You can declare as many variables as you want, but they will all be null until you actually instantiate at least one object and set them to it. To instantiate an object (i.e. create a new instance of a class), you must use the new keyword (e.g. new Label()).

However, everything I've said so far is only true of "Reference Types" (class). That is not the case with "Value Types" (struct). When you declare a variable as a value type, for all practical purposes, it is actually the object. Many simple data types such as int are value types. So for instance:

int x;
int y;
x = 1;
y = x;
y = 2;

After running the above code, x will equal 1 and y will equal 2. Setting y = x does not cause y to reference the same object as x. Rather, it copies the value from x to y, thereby creating a new value type object.

Answer 9

If we refer to human in this context the class defines what is a human and what it can do (it's members like height, width etc. and it's methods eat(), drink() etc.) and a object represents the actual human (a person named Andrew that has a height a width can eat and drink)

Answer 10

Please correct me if I am wrong, but when i look at the code I see two objects being created and pointing at a value is their own memory locations.

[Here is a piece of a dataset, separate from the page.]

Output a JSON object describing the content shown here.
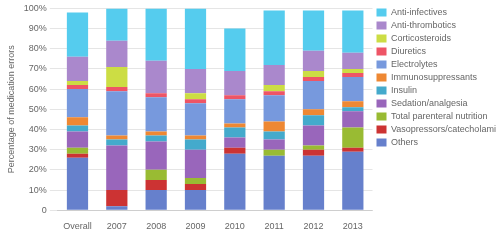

The copy = c; line just say that the copy object is not going to point the the memory location of the c object rather than the one it was first set to.

Answer 11

In the example you provided, and as is the case with many examples provided by books, you are seeing the most basic case. It is hard to understand the best way to use a feature like this until you actually get into greater depth with the code.

I don't know if this is exactly correct, but the way that I would use something like this is:

private double GetArea(Circle c)
{
     //this will be a default circle should the passed in circle be invalid
     Circle toCalc = new Circle(5);

     //check to make sure c is valid
     if(c != null)
          toCalc = c;

     return Math.pow(toCalc.Radius, 2) * Math.Pi;
}

Since toCalc is a class and not a primitive data type it must be initialized in order for the code to compile. If it isn't initialized, the compiler will give you some error like "toCalc may not be initialized."